The compounding effect — longer roll, slower climb, faster ground speed — is what drives the post-departure stall and obstacle-strike sequences that appear in every regional accident summary. Density altitude is briefable. Most accidents that involve it were preceded by a pre-flight worksheet that did not compute it.
How AngaBrief surfaces it
Step 7 of the assessment wizard — Environment — collects the QNH (in inches of mercury), the OAT (in °C), and the runway in use. The pure function in the performance module returns:
- Pressure altitude
- ISA temperature at that pressure altitude
- ISA deviation
- Density altitude
These appear on the assessment view, on the exported PDF alongside the crosswind-component computation for the runway in use, and feed the risk engine. Density altitude over 6 000 ft contributes +5 to the PAVE Environment factor band; the threshold sits intentionally below the operational pain point so that a Wilson afternoon flight in a fully loaded C172 nudges the score into the elevated band, prompting an instructor briefing rather than a silent dispatch.
The contributing factor appears on the risk gauge with the literal density altitude value next to it. The score is never displayed without the operational reasons that produced it. When an instructor approves a flight with density altitude over 8 000 ft, the audit log retains both the value and the approval. KCAA inspections that turn on weather-day decision-making have the artefact they need without the operator producing it on demand.
What this is not
- Not a substitute for a POH performance check. The rules of thumb above are conservative averages. An aircraft 50 hours past its propeller overhaul, or operating with a stiff cylinder head, will underperform them.

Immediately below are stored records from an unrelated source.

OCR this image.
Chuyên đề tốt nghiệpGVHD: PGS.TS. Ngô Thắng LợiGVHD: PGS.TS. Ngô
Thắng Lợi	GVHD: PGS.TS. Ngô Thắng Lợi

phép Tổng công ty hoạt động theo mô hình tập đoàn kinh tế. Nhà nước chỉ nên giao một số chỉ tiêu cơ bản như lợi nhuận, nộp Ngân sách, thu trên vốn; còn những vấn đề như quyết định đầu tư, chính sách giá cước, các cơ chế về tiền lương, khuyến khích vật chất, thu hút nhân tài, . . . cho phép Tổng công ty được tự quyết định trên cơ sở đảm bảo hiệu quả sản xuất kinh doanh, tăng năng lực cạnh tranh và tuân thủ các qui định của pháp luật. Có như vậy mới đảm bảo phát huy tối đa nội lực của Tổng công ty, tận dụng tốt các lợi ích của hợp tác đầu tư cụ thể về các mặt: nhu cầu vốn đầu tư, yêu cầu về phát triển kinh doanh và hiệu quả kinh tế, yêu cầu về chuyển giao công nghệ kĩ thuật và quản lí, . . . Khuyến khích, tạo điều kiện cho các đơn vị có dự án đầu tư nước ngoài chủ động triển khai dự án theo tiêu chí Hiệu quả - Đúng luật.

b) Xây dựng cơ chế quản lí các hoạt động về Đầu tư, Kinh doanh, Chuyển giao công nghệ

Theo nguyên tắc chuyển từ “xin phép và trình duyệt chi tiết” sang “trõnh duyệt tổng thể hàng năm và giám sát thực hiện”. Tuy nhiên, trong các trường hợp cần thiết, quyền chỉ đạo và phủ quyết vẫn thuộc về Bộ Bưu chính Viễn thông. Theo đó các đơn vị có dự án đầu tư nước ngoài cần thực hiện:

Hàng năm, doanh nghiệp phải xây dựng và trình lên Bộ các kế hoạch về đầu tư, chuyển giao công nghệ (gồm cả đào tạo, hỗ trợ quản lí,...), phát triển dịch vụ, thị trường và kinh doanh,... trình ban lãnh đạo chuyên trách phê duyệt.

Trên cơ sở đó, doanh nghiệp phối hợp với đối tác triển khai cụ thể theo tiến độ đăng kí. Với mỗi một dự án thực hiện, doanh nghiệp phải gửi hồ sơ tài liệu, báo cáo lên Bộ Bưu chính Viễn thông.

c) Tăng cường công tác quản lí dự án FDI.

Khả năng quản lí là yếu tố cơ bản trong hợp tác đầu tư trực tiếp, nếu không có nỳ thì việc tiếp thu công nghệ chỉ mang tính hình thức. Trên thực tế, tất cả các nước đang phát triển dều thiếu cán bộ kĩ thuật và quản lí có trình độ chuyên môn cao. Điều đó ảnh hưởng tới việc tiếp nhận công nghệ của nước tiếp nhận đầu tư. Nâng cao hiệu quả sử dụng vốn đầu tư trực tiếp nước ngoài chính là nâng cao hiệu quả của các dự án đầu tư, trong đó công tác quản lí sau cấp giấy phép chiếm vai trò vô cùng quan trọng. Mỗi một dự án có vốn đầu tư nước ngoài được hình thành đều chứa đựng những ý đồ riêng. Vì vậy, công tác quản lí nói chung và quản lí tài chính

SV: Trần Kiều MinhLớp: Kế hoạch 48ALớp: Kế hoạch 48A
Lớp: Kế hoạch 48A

When density altitude is operationally significant (above 7 000 ft), the POH performance chart for the specific aircraft, weight, and configuration is the source.
- Not a takeoff distance calculator. Density altitude is computed and surfaced; takeoff distance for a specific aircraft weight, runway slope, surface, and headwind is not. That computation belongs in the dispatch worksheet on the POH performance pages.
- Not a substitute for the KMD altimeter setting. The wizard uses the QNH the student enters. If the entered QNH drifts from the active KMD setting, the computed density altitude drifts too. A current QNH before submission is the student's responsibility — manual entry is the design choice, not an oversight.
- No automatic temperature fetch. Outside air temperature is manual entry. Adding live temperature ingestion is a v2 consideration; the manual field surfaces the moment the student last actually read the thermometer, which is the operational signal an examiner cares about.
Disclaimer
AngaBrief is a training and decision-support tool. It is not a dispatch authority. Final go/no-go authority rests with the Pilot in Command and the assigned Flight Instructor in accordance with KCAA regulations. AngaBrief does not replace official weather briefings, NOTAM checks, aircraft documentation review, or instructor judgement.